This is a revolutionary reinterpretation of the French past from the early fifteenth century to the establishment of the Third Republic, focused on public challenges and defenses of masculine hierarchy in relations between women and men. Karen Offen surveys heated exchanges around women's 'influence'; their exclusion from 'authority'; the increasing prominence of biomedical thinking and population issues; concerns about education, intellect, and the sexual politics of knowledge; and the politics of women's work. Initially, the majority of commentators were literate and influential men. However, as more and more women attained literacy, they too began to analyze their situation in print and to contest men's claims about who women were and should be, and what they should be restrained from doing, and why. As urban print culture exploded and revolutionary ideas of 'equality' fuelled women's claims for emancipation, this question resonated throughout francophone Europe and, ultimately, across the seas.
About the Author
Karen Offen is a historian and a Senior Scholar with the Michelle R. Clayman Institute for Gender Research at Stanford University, California, where she received her Ph.D.

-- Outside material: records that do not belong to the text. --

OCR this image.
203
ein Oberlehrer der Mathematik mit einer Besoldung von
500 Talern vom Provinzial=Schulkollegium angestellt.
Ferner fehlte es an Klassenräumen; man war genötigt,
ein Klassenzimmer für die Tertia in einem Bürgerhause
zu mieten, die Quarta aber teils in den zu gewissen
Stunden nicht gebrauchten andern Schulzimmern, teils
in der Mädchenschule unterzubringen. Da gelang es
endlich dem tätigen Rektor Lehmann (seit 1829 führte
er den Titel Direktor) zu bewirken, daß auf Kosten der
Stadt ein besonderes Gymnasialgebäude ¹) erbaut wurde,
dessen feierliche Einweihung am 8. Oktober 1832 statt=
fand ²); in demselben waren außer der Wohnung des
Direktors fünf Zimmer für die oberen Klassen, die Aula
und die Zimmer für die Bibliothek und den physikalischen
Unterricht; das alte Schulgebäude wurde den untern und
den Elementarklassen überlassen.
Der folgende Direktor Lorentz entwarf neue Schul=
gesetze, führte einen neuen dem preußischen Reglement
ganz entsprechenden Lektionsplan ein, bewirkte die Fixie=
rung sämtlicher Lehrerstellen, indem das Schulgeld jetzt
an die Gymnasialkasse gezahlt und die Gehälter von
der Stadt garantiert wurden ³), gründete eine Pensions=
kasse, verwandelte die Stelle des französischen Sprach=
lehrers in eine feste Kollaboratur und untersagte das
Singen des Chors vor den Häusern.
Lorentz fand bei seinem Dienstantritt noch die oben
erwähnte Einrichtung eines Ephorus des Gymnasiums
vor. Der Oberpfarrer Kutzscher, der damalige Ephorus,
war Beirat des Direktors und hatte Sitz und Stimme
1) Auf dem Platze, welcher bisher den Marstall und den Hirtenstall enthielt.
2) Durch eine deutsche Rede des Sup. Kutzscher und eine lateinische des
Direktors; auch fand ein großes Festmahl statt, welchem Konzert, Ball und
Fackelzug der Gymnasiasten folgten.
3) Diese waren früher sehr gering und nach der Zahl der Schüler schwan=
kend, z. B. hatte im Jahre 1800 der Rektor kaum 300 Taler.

Table of ContentsConfronting the woman question in French history: a general introduction; 1. Querying women's power and influence in French culture; 2. Assessing the problem of women and political authority in French history; 3. Bio-medical thinking, population concerns, and the politics of sexual knowledge; 4. Education, intellect, and the sexual politics of knowledge; 5. The politics of women's history in nineteenth-century France; 6. The politics of women's work in France before 1870; 7. Taking stock: the women question on the eve of the Third Republic; Appendix with important dates; Index.